Só que nada saiu como o planejado. Menos de 24 horas após a decolagem, vários propulsores de manobra pararam de funcionar durante a aproximação da ISS, obrigando os astronautas Butch Wilmore e Suni Williams a assumir procedimentos manuais. O que deveria durar cerca de 10 dias acabou virando uma permanência de 9 meses no espaço, depois que a NASA optou por trazer a tripulação de volta em uma cápsula Dragon, da SpaceX.
Recém-empossado no comando da agência, o administrador Jared Isaacman havia prometido mais transparência em ocorrências críticas. A promessa se materializou agora com a publicação de um relatório interno de impacto.
A vida dos astronautas estava claramente em risco
Além das falhas técnicas, o texto descreve uma crise organizacional significativa. Em uma carta enviada aos funcionários, Jared Isaacman argumenta que “o ponto mais preocupante não é o hardware”, e sim “uma tomada de decisão e uma liderança capazes de criar uma cultura incompatível com voos tripulados”.
Os depoimentos reunidos no relatório retratam reuniões extremamente tensas, com “condutas pouco profissionais” e até gritos durante debates técnicos. Um gestor citado na investigação resume o clima: “Foi provavelmente o ambiente mais hostil em que trabalhei.” Outros relatos falam de discussões “emocionais e improdutivas”, que atrapalharam a condução da crise no momento em que decisões rápidas e bem coordenadas eram vitais.
A NASA também admite, sem rodeios, que a segurança da tripulação foi comprometida. A agência reclassificou a missão como um incidente do Tipo A, o nível mais grave - categoria em que estão registrados desastres históricos, como os acidentes dos ônibus espaciais Challenger e Columbia.
Um ponto que o relatório reforça é que, em voos tripulados, a tecnologia e o fator humano caminham juntos: não basta ter sistemas redundantes e checklists robustos se o processo de decisão degrada sob pressão. Em programas desse porte, a qualidade das discussões técnicas, a forma como divergências são tratadas e a disciplina de comunicação podem ser tão determinantes quanto os testes em solo.
O que vem pela frente para a cápsula Starliner e o Commercial Crew Program
Do lado da Boeing, a empresa afirma já ter iniciado mudanças organizacionais e implementado correções técnicas. Para endereçar os problemas apontados, o grupo teria investido dezenas de milhões de dólares, enquanto o programa acumula quase US$ 2 bilhões em custos adicionais desde 2016.

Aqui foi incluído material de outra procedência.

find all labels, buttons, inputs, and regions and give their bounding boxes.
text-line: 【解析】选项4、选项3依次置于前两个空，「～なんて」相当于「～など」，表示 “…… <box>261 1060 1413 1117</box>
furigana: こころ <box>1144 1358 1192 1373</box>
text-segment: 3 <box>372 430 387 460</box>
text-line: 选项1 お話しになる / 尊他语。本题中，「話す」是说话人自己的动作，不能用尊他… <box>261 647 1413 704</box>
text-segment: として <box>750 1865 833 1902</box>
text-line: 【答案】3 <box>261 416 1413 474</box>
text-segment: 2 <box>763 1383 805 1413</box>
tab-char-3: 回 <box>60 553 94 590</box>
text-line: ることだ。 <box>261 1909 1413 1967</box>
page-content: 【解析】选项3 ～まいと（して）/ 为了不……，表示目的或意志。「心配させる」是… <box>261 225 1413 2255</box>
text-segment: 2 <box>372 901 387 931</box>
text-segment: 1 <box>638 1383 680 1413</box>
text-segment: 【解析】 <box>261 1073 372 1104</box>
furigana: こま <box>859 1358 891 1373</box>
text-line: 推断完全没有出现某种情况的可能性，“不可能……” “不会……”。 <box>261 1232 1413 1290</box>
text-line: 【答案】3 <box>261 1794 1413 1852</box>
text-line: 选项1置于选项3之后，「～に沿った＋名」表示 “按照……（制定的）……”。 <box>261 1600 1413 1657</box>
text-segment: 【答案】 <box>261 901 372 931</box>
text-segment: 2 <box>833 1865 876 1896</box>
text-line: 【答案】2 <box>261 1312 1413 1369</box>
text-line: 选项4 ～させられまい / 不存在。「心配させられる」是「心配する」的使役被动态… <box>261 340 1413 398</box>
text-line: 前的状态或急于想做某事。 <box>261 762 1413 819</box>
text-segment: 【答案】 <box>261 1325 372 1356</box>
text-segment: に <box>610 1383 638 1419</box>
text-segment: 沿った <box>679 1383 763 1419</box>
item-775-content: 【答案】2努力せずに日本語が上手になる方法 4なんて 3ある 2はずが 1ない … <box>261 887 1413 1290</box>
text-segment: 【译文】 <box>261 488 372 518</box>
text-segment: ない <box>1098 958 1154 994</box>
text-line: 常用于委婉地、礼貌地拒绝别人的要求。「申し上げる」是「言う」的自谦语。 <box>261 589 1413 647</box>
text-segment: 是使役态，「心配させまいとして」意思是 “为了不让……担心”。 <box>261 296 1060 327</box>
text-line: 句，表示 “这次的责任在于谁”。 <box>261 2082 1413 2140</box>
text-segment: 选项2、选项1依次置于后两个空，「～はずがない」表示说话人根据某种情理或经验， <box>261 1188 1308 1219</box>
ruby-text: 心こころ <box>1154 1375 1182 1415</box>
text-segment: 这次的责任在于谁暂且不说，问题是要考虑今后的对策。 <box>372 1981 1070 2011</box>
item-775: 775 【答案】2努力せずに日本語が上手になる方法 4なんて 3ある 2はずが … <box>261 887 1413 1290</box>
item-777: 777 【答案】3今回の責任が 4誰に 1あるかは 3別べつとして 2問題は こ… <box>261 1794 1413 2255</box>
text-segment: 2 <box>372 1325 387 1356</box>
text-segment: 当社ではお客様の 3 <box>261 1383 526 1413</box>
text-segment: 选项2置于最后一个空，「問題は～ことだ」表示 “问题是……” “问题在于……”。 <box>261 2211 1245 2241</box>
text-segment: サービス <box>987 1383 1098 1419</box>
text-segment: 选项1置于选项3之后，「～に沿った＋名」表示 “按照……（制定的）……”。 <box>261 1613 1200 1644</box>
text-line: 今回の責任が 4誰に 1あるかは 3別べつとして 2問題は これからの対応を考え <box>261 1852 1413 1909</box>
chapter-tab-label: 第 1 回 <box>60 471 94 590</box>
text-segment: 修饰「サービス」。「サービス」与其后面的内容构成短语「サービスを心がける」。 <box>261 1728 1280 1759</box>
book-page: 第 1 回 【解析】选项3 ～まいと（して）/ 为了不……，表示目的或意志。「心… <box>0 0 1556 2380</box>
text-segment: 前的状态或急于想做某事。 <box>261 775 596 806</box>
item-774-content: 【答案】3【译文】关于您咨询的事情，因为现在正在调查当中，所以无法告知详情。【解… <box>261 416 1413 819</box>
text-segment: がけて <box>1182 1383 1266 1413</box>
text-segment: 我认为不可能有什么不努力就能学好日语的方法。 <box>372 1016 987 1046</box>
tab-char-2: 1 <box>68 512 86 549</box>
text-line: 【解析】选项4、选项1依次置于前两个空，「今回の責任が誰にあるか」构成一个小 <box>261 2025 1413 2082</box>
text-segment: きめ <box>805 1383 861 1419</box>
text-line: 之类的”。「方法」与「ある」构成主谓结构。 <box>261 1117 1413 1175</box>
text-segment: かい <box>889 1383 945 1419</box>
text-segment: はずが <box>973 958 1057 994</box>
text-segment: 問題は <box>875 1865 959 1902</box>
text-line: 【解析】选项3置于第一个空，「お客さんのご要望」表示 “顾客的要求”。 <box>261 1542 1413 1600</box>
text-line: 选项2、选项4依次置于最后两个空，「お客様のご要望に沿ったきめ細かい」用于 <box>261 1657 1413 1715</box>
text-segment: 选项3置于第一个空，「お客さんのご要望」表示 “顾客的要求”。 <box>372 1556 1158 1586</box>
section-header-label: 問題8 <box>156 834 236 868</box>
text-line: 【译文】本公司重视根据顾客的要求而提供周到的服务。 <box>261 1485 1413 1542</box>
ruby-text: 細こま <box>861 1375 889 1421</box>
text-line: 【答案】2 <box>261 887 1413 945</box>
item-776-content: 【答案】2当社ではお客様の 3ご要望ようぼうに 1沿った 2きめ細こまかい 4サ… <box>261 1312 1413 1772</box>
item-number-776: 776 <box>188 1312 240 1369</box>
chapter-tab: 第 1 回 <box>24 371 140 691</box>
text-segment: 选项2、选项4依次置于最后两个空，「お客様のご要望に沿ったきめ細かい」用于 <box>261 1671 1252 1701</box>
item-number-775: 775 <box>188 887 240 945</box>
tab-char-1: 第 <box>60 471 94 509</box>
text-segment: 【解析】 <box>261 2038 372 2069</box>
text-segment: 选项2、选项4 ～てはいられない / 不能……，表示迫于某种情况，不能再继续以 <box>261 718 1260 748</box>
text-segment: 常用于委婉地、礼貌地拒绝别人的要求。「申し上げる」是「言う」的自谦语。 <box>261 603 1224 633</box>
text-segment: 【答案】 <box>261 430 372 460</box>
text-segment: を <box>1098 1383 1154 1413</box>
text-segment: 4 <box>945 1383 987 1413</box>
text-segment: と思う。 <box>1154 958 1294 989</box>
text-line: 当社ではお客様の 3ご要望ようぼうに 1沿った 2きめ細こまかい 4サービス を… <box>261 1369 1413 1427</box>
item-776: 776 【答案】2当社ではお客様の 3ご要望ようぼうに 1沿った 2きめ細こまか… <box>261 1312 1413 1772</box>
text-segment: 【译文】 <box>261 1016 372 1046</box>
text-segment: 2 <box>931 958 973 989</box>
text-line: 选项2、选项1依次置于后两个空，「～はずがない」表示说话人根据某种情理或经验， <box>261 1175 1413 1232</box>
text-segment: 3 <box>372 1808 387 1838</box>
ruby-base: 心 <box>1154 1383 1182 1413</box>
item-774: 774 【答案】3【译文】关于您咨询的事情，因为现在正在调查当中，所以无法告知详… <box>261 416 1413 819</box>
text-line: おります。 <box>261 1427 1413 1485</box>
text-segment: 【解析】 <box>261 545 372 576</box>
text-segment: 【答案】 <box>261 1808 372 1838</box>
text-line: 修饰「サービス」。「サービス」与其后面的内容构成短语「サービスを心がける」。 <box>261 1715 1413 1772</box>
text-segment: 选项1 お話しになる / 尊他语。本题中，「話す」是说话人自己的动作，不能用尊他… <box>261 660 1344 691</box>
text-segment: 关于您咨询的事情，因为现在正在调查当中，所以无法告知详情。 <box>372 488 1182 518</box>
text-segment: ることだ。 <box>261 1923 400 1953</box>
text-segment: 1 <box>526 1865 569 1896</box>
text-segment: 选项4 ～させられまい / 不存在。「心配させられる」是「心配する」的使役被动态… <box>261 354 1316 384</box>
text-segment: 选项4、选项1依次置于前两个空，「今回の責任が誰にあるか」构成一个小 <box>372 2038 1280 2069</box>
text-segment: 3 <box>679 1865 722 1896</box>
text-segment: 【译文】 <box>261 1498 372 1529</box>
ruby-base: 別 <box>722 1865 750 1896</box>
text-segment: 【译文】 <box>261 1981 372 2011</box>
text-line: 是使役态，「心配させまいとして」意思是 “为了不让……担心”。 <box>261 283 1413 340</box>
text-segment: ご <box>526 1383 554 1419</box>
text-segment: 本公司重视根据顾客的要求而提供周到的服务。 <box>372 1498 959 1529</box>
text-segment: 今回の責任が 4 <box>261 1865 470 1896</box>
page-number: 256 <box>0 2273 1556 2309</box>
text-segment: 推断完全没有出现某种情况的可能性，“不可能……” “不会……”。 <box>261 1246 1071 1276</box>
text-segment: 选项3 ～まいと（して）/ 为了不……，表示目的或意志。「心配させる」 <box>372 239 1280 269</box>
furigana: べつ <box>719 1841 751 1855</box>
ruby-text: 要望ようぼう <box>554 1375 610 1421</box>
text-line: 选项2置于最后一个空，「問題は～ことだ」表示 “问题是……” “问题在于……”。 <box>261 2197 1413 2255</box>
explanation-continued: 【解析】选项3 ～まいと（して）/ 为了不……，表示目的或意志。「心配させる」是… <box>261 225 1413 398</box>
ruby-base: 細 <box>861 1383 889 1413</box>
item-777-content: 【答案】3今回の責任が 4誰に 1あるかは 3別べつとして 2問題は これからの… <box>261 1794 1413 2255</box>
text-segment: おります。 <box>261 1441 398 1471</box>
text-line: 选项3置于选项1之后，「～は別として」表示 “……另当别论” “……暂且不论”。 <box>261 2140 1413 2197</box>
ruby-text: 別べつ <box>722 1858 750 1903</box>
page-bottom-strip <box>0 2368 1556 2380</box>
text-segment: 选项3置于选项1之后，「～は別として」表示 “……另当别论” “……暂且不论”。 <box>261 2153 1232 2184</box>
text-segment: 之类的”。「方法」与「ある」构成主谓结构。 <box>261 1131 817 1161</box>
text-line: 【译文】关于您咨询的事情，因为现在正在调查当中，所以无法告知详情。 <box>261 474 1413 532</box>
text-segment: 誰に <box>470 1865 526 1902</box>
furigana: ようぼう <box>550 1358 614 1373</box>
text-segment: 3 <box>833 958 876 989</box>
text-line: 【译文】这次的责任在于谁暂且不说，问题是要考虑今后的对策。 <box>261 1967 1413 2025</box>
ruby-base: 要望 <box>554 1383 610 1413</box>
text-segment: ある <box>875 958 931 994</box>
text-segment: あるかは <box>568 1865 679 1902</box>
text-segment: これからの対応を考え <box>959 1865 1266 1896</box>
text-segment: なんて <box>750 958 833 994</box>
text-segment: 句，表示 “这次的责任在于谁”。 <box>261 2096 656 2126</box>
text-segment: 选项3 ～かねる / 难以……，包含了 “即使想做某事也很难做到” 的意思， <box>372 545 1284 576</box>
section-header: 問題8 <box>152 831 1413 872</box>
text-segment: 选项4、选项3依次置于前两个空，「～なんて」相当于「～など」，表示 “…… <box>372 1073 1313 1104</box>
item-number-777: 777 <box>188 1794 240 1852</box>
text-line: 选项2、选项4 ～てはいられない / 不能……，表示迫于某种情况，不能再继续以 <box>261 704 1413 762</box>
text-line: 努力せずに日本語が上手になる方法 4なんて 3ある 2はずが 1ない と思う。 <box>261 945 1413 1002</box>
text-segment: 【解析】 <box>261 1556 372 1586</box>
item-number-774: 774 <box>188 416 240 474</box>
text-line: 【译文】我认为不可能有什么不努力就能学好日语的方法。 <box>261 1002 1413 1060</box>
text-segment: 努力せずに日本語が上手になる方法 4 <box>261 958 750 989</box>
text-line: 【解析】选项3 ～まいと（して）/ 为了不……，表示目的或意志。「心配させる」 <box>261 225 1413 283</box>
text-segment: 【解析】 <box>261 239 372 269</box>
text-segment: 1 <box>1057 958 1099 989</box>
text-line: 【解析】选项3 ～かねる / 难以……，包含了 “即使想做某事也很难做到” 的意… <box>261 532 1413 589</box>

Já a NASA reduziu o valor total do contrato e diminuiu a quantidade de missões previstas para a Starliner. Ainda assim, a estratégia declarada permanece a mesma: manter dois veículos norte-americanos capazes de levar astronautas até a ISS, evitando dependência de um único parceiro. Porém, diante da confiabilidade já demonstrada pela Crew Dragon, a cápsula da Boeing agora precisa provar que atende aos requisitos de segurança mais rigorosos.
A Starliner deverá realizar uma primeira missão de carga ainda neste ano. A possibilidade de novos voos com astronautas dependerá diretamente de como essa missão se desenrolar.
Para a NASA, o episódio também recoloca uma discussão maior sobre governança em projetos de alto risco: a busca por redundância não é apenas técnica (dois veículos), mas também institucional - com critérios claros, lideranças capazes de absorver más notícias e canais que permitam contestação técnica sem transformar divergências em conflito improdutivo. Em um cenário em que a ISS continua sendo um ativo central, a agência precisa equilibrar prazos, orçamento e segurança com a mesma disciplina que exige de seus fornecedores.